A ce jour, un animal ou une plante disparaissent de la planète toutes les vingt minutes et, selon les projections de l'UICN, cette cadence infernale pourrait être centuplée d'ici à la fin du siècle pour atteindre un rythme 10.000 fois supérieur au taux naturel. « A l'échelle géologique, c'est une disparition quasi instantanée, plus fulgurante que les 5 extinctions massives qu'a connues notre planète », alerte son directeur général, Achim Steiner. La plus meurtrière, survenue il y a 250 millions d'années entre l'ère primaire et l'ère secondaire, avait anéanti 95 % des espèces marines et 70 % de la vie terrestre.

Un avertissement d'autant pris au sérieux que les traces de « cataclysme écologique » se révèlent de plus en plus nombreuses dans les archives de la planète. La dernière, publiée au début de l'année dans la revue « Plos One » par le Centre de recherche sur la paléobiologie et les paléoenvironnements, a mis en évidence que l'ensemble des populations de ruminants européens avait disparu il y a 24,5 millions d'années, remplacé par des migrants asiatiques après un changement climatique qui avait fait apparaître la saisonnalité sur le continent.
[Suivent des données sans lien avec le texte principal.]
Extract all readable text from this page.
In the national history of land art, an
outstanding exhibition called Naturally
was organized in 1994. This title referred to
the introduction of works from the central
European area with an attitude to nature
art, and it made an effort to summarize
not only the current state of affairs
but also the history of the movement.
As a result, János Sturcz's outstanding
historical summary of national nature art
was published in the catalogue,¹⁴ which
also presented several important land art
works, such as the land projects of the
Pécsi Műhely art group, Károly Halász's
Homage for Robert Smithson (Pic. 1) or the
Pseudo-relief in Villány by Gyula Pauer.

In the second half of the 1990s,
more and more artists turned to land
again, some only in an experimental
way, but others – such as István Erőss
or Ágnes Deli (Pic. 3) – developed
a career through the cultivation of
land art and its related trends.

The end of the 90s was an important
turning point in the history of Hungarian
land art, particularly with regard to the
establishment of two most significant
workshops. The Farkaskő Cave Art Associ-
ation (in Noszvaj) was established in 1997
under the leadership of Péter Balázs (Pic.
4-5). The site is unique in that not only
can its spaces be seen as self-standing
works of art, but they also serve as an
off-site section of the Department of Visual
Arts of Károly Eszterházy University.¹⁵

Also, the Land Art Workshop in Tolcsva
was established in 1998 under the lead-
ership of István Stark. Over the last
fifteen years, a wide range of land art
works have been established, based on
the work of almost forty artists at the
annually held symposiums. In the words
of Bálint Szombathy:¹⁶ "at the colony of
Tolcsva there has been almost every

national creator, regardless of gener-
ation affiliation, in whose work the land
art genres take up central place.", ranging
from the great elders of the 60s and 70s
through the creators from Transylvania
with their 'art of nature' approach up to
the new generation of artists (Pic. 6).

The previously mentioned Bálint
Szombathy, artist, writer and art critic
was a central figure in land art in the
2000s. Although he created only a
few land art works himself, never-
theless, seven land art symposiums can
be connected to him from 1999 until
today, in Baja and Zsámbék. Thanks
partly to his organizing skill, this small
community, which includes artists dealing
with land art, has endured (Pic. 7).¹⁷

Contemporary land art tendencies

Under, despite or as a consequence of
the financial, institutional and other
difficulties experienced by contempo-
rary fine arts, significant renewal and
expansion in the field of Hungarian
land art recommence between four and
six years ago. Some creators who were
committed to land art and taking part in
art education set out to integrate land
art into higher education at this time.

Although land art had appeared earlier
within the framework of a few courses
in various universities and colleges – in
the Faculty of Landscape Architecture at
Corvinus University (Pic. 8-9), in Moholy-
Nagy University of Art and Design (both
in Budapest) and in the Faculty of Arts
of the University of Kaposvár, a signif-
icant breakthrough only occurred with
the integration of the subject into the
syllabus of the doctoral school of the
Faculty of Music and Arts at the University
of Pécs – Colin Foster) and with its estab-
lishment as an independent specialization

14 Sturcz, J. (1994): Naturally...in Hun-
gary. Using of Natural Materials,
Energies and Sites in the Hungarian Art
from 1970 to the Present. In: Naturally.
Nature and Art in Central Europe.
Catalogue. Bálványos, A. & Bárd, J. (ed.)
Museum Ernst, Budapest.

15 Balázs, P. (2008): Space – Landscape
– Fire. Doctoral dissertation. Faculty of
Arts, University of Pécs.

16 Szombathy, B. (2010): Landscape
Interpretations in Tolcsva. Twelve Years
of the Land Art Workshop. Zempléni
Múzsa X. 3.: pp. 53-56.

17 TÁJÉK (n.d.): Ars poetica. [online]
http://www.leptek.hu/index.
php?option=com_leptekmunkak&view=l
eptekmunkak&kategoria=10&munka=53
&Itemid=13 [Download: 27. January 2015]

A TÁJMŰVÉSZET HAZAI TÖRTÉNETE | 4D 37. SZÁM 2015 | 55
La situation n'est peut-être pas irrémédiable, évaluent quelques experts de l'UICN au vu de l'impact des mesures de conservation appliquées à certaines espèces. L'avenir du vautour indien (Gyps indicus), classé en danger critique d'extinction en 2002, est désormais plus sûr après l'interdiction de commercialisation du médicament vétérinaire à l'origine de son empoisonnement.

En chiffres

Entre 10 et 50 millions. Nombre probable d'espèces vivantes sur la planète. Un peu plus de 40 sont découvertes et décrites chaque jour.

35. Multiplication de l'activité de la pêche au XXe siècle.

34. Nombre de « points chauds » de la biodiversité menacés. Chacun d'eux compte au moins 1.500 espèces endémiques. Ils représentent 2,3 % de la superficie de la planète.

16.306. Nombre d'espèces menacées dans le monde, principalement en Equateur (2.178), aux Etats-Unis (1.179), en Malaisie, Mexique, Chine, Brésil et Australie. En France, 641 espèces sont en danger d'extinction.

250.000 . Nombre de plantes à fleurs cultivées. Sans doute 10 % d'entre elles auront disparu en 2025. Seules 150 espèces ont une réelle importance économique, et 103 représentent 90 % des cultures alimentaires.

23.500.En milliards d'euros, la valeur des services rendus chaque année par la nature à l'économie mondiale, selon la commission Sukhdev.